My concern was that we’d produce great materials, have some brilliant interactive experiences, but at the end of the day not actually achieve ‘engagement’ with anyone other than ourselves.
All scientists work on solving problems, answering questions. And that particular scientists work on particular problems, probably implies that they are interested in that area of science. They probably find it fascinating, and feel that their work is important. And it probably is.
But is it interesting to other people? Will it capture the imagination of the non-scientifically-initiated? Will it provoke conversation, thought and contemplation? A perfectly fine piece of science communication may fall flat if it doesn’t achieve at least some degree of connection with the intended audience.
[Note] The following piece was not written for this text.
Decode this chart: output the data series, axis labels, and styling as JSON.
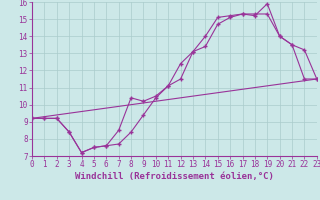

And that is when I started thinking about apps. The little programs that we download and run on our smartphones. Many for free. Now I’m sure that everyone with a smart-phone has downloaded at least five apps that they’ve never used more than once. That might be because the app doesn’t work well, or operate smoothly. But it might have nothing to do with the quality of the app. It might just be that while the app is beautiful, functions well, and allows you to access important information, it just might not be relevant to you as an individual, in your everyday life.
So what makes an app successful?
- Accessibility – many of the best apps are free, and available on multiple platforms (like the Google Earth app)
- Super-Functionality – the app performs a function that saves us time or effort (like the Red Laser bar-code app that scans a product in a shop and then tells you where you can buy that product for less money)
- Data provision – many apps provide us with ready-information (like weather forecasting apps)
- Creative Imagination – there are many drawing, photography and image manipulation apps (such as Instagram)
- Connection – apps that allow us to interact with our friends and colleagues (such as Facebook, Twitter, Skype and LinkedIn)
- Amusement – there are many, many successful gaming apps (like runaway success Angry Birds)
- Relevance – all the above need to matter to us as individuals – otherwise, what’s the point?
- Quality – there are enough apps out there, that we don’t need to waste our time with poorly functioning, buggy apps
How does that compare to engagement activities?
- Accessibility – well, people don’t go around looking to be engaged by things – we need to make science available and accessible; and in a time-pressured society, quick and easy is a must
- Super-Functionality – I think science is instantly appealing if it will save time and effort, so highlighting aspects of science that have the potential to save time, effort and money are winning themes for a lot of people
- Data Provision – there is a lot of data collected in the name of science, that would be very useful to know about – if it can be presented in an accessible format
- Creative Imagination – there is enough mundan-ery in life – people need engaging with something that will set their minds on fire!
- Connection – again science that saves time and effort, leaving more time for the things that matter most – friends and family – will prove popular
- Amusement – there is no harm in being amused, and this is a definite hook for some engagement activities
- Relevance – even the most beautiful and intricate scientific finding might struggle for attention if it doesn’t have relevance to our everyday lives or existence (including the things like the health of the planet)
- Quality – there is an increasing amount of science communications material around – we don’t need to suffer badly produced, ineptly targeted or patronising efforts
Not a perfect assimilation, granted. But possibly a helpful analogy when it comes to designing engagement activities and materials. We’d all like to design a killer app, but if we don’t take time to really consider who’ll be using it, and what they need from it, the app will sit on the shelf unused. And the same goes for engagement.
And now for a lovely example of something that straddles both the app and engagement category (although I don’t think it is officially an app – it definitely should be – and you have to look at it on the internet).
I came across the work of CASA (Centre for Advanced Spatial Analysis) in a recent post by Martin Austwick on Sociable Physics. Some of their work was recently exhibited at the London Transport Museum, and was picked up in a report by the BBC. Now a lot of data visualisation is interesting to look at, allows you to spot patterns and conduct further analysis, but that’s about where it ends. However, one of the pieces of work is really functional.
I was really impressed by the London Bike Share Map by Ollie O’Brien. This map gives real-time (as near as damn it) data about the state of Boris Bike stations around London – how many bikes are available, and how many docking spaces are available. This is a really great use of the data, a stunning visualisation and a useful resource. Please check it out – it’s worth it!